Лорд Торнтон испытывал лихорадочное возбуждение, он в первый раз принимал участие в тигровой охоте, о которой так много слышал в Европе, и одно ее начало превосходило все его ожидания.
С закатом солнца вокруг лагеря зажгли костры, чтобы защититься от змей, а для большей безопасности со стороны джунглей поставили цепь часовых. Охотники собрались в большой ярко освещенной палатке, где вскоре подали обед. С наступлением темноты из джунглей стало раздаваться рычание хищных зверей, громкие ночные звуки дебрей слились с веселыми разговорами избалованных европейцев, магометан и индусов. Такой резкий контраст представлял особенную прелесть. Гастингс удивительно умело оживлял разговор, и его охотничьи рассказы, вызывавшие громкое одобрение, превосходили самую пылкую фантазию охотников. Только Марианна, не принимая участия в общем разговоре, замечала, что пальцы его иногда нервно вздрагивали, а глаза лихорадочно блестели.
Лорд Торнтон встал, с большим трудом добился некоторой тишины и предложил выпить за здоровье Маргариты.
— Мы не в силах, — воскликнул он, — лучше отблагодарить наших добрых и уважаемых хозяев за предстоящее удовольствие, чем осушив бокалы за здоровье их дочери. Пусть наши пожелания перелетят к постели дорогой и уважаемой мисс Маргариты и ускорят ее выздоровление!
При громком одобрении бокалы опустошили, и гости с лордом во главе стали подходить к губернатору и его жене, чтобы подтвердить искренность и сердечность высказанных пожеланий. Марианна едва стояла на ногах и, когда все несколько успокоились, под предлогом усталости удалилась к себе. Гастингс предложил всем разойтись на отдых, чтобы собраться с силами к завтрашней охоте.
Скоро все погрузилось в глубокий сон. Оставшись один у себя в палатке, Гастингс открыл маленький, находившийся в его ручном багаже сундучок и вынул оттуда шелковую шаль, подарок набоба Аудэ. Маргарита часто носила эту шаль, и потому Гастингс взял ее с собой.
Он позвал беспокойно ворчавшего у входа палатки Неро и развернул шаль. Неро зарылся с головой в складки мягкой ткани и радостно залаял. Дав Неро проникнуться запахом платка, Гастингс стал тихо шептать ему на ухо, внушая, что нужно дальше идти по следу, а затем велел позвать к себе старшего шикария.

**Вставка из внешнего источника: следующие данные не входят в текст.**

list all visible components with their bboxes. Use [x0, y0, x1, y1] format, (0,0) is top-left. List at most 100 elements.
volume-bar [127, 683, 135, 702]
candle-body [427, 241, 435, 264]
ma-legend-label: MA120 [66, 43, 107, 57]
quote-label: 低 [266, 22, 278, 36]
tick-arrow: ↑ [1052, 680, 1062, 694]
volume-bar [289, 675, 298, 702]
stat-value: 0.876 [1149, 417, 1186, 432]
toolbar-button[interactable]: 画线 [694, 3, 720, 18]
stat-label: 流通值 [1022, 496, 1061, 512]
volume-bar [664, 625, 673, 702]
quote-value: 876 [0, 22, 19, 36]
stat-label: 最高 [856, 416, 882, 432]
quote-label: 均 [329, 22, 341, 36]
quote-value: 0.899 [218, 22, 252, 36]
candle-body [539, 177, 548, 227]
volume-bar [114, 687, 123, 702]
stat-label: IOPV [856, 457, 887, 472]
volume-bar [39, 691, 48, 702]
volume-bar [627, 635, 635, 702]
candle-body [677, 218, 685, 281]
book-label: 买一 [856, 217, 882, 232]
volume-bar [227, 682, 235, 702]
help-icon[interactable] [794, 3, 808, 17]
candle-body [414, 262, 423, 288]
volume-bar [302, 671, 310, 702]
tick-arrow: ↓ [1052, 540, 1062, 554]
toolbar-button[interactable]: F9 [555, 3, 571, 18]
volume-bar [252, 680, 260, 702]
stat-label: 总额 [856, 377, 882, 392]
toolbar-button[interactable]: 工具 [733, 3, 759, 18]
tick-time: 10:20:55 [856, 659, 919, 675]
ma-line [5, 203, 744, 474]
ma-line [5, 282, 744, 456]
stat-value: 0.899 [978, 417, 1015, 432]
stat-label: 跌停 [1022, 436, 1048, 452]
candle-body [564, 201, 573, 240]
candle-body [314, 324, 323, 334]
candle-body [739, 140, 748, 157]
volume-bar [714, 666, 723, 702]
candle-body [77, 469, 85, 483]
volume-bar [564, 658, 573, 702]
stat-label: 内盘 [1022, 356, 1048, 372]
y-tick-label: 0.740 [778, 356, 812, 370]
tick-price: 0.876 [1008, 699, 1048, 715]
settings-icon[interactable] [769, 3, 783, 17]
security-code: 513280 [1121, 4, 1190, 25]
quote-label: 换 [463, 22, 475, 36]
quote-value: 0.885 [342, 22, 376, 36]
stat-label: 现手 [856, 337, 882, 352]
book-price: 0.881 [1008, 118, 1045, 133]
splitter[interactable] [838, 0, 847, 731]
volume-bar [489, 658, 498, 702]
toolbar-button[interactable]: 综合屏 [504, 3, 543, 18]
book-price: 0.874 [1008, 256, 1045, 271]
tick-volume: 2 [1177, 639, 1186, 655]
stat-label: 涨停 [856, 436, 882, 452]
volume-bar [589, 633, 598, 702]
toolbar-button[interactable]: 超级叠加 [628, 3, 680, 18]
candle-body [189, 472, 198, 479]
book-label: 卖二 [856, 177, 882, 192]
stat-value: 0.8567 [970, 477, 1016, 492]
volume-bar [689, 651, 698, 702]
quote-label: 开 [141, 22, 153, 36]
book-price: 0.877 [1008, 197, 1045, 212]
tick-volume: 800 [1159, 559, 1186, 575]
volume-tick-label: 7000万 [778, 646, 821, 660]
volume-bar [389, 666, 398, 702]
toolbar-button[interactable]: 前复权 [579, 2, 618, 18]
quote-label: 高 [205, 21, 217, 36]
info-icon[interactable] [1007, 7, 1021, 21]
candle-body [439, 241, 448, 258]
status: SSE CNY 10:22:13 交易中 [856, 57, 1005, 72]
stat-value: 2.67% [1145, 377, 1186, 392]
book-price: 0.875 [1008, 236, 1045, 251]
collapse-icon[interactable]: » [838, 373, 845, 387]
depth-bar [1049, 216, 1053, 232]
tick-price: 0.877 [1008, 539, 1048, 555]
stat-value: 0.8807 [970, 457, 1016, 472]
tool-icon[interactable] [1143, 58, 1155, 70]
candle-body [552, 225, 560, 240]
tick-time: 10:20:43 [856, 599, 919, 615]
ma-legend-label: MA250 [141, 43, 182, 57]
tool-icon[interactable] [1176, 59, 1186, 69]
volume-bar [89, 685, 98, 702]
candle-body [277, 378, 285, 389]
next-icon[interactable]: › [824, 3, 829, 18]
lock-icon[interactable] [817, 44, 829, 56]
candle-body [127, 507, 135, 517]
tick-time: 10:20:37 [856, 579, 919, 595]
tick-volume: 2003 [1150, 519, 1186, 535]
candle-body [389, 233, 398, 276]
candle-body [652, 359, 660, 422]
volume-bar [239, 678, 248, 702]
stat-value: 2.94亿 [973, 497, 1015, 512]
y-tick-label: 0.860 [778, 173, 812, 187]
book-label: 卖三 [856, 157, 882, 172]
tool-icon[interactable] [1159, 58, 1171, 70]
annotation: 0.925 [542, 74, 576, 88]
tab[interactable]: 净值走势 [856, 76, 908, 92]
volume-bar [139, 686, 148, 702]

Последний немедля явился на зов, и Гастингс спросил, все ли готово к охоте и хорошо ли исследованы джунгли.
Шикарий отвечал утвердительно, почти обиженный его сомнением.
— Охота будет превосходна, — ответил он, — поблизости находятся четыре или пять тигров. Несмотря на шум в лагере, два из них подкрались к самому рву и отступили только перед огнем.
— Хорошо, — похвалил Гастингс, — я когда-то здесь охотился. В лесах Ориссы водятся также олени самой крупной и благородной породы, теперь их подстерегают, когда они идут на водопой, я хочу воспользоваться случаем и поохотиться на оленей.
— Очень хорошо, ваша милость, по всей вероятности, там окажется много оленей.
— Я знаю, — бросил Гастингс, — и сам приму меры. Выберите двести самых надежных и верных ласкариев и приведите их сюда.
Скоро шикарий в сопровождении ласкариев вернулся. Гастингс погладил Неро по голове и пошел вслед за ним через весь лагерь по направлению к дороге. Неро перебежал через дорогу и хотел войти в лес, но Гастингс принудил его вернуться и идти несколько в стороне, приказав шикарию расставлять по его следу ласкариев по одному человеку, как часовых. Таким образом он описал по лесу огромный круг, все время держа за ошейник собаку, стремившуюся в середину этого круга.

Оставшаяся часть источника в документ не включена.